With the limited data set we needed, the size of the response body (804 B) is less than half of what it was of the REST API response body (1.97 KB).

The GraphQL query seems to have a few magic strings and conventions which you may not be familiar with. This is where the GraphQL Playground on Heartcore comes to the rescue. I found the docs, schema, real-time error highlighting, syntax highlighting and query history quite useful when starting out with GraphQL on Heartcore.

GraphQL filtering

Moving from the REST API to the GraphQL API gave us the benefit of returning only the fields we need from a particular data type. 

Lord Lamington’s aim is to keep all his cafes COVID safe. However, he is more concerned about the cafes in the state of Victoria (VIC). Heartcore’s GraphQL Filtering and Ordering allows a developer to easily filter the dataset at the source rather than at the destination. 

Request:

curl --location --request POST 'https://graphql.umbraco.io' \
--header 'umb-project-alias: damazingnut' \
--header 'Content-Type: application/json' \
--data-raw '{"query":"query($state: String!){
  allCafe(where: { state: $state }) {
    items {
      name
      postcode
      state
      indoorSquareArea
      outdoorSquareArea
    }
  }
}","variables":{"state":"VIC"}}'

Response:

{
    "data": {
        "allCafe": {
            "items": [
                {
                    "name": "Melbourne CBD",
                    "postcode": 3000,
                    "state": "VIC",
                    "indoorSquareArea": 100,
                    "outdoorSquareArea": 144
                },
                {
                   "name": "Springvale",
                    "postcode": 3171,
                    "state": "VIC",
                    "indoorSquareArea": 60,
                    "outdoorSquareArea": 80
                },
                {
                    "name": "Geelong",
                    "postcode": 3220,
                    "state": "VIC",
                    "indoorSquareArea": 80,
                    "outdoorSquareArea": 100
                }
            ]
        }
    }
}

Response size:

Total response size

846 B

Body 

326 B

Headers

520 B

 

With filtering in place, the size of the body response has halved again to 326 Bytes from 804 Bytes when we retrieved the non-filtered data. Another advantage of filtering and ordering the data at the source is that the client application does not need to manipulate any extraneous data.

 

Combining Microservices

To recap, in order to implement Lord Lamington’s requirement for finding the safe number of patrons allowed in each cafe, we need to combine the following services.

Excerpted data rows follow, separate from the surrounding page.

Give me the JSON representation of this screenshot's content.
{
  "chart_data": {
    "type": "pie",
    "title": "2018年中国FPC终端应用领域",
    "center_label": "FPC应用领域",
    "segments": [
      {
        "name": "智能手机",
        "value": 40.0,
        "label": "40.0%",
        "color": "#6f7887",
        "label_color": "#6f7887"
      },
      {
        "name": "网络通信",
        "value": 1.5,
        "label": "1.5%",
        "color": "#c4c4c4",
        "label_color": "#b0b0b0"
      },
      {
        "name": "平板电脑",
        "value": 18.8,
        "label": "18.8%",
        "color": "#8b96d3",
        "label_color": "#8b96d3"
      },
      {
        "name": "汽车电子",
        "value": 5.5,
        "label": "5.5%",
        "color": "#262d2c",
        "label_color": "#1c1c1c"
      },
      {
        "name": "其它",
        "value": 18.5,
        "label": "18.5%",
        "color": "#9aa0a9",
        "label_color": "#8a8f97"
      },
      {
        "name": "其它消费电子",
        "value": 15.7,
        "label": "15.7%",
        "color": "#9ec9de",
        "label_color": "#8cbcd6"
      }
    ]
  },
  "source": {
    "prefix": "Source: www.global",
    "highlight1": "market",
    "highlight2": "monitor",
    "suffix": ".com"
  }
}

  • Heartcore Content as a Service (CaaS) via GraphQL
  • SafeNumbers Service via a REST API

 

Client Application Structure

The beauty of combining microservices is that, in the future, other microservices could be combined to build new features without adding all the functionality to a single codebase or a monolithic application.

 

Lord Lamington is a happy man.

He was able to use his headless CMS for more than just running his website. Heartcore’s Content as a Service model provided him with the data he needed without duplication or double entry.

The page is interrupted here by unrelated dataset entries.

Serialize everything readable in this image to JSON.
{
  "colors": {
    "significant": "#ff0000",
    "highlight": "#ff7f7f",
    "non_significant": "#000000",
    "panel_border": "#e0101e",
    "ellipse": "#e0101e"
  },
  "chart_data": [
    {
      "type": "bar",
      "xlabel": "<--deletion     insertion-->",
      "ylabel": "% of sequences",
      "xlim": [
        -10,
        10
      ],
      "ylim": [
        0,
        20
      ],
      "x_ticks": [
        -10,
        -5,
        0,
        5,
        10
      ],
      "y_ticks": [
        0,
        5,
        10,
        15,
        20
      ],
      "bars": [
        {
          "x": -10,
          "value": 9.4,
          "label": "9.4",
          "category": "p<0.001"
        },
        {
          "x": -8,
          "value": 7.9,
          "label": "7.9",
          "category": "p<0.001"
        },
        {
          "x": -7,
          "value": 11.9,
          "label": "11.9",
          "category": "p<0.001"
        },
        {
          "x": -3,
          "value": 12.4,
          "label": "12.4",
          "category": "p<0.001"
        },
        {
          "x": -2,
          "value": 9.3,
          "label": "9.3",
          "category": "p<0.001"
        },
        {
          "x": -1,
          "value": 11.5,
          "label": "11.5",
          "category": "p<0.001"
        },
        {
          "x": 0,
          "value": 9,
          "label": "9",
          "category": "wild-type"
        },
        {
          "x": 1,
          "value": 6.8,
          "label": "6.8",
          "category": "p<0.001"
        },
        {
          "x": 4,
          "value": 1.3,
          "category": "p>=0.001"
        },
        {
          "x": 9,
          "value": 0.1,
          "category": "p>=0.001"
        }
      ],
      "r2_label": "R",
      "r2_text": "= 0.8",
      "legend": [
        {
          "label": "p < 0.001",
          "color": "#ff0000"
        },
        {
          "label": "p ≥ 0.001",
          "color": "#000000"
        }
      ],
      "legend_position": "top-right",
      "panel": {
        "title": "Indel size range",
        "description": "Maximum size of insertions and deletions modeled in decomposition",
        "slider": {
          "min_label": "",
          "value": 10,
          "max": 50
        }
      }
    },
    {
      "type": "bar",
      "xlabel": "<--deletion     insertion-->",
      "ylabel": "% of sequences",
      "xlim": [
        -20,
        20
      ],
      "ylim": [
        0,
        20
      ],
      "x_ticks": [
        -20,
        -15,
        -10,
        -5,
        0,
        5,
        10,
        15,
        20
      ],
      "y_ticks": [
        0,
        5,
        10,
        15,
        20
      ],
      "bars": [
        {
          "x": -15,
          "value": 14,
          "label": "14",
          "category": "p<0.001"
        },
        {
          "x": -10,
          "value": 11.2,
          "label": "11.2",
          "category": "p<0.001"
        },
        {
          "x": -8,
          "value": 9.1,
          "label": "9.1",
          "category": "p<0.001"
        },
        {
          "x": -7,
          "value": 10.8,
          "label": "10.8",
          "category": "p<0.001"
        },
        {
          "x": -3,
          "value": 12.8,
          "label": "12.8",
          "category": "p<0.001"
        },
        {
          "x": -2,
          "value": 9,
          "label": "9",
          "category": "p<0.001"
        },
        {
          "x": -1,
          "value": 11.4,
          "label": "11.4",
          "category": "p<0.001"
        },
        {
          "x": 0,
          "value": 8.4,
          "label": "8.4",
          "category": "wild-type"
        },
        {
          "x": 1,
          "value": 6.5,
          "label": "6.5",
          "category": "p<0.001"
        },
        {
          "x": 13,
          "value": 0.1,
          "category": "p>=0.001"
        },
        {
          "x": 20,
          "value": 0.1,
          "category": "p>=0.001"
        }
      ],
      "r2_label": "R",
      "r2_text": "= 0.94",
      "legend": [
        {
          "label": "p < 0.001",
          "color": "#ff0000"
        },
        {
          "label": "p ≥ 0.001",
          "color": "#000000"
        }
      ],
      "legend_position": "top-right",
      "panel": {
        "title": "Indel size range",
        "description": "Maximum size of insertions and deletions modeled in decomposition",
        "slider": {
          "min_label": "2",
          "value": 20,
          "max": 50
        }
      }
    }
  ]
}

He was able to use a service which provided him with the safe number of patrons for each of his cafes during this pandemic. He did not have to build or maintain that service.

The ability to use GraphQL and the ability to filter and order data via GraphQL knocked Lord Lamington’s socks off.

Have you tried fitting in Umbraco Heartcore as a microservice in your own bespoke application? Take some inspiration from Lord Lamington and let us know how it goes.

 

In the meantime - as my home state of Victoria records its’ seventeenth `double donut` COVID day, I’m off to eat a Lamington donut myself. Yum!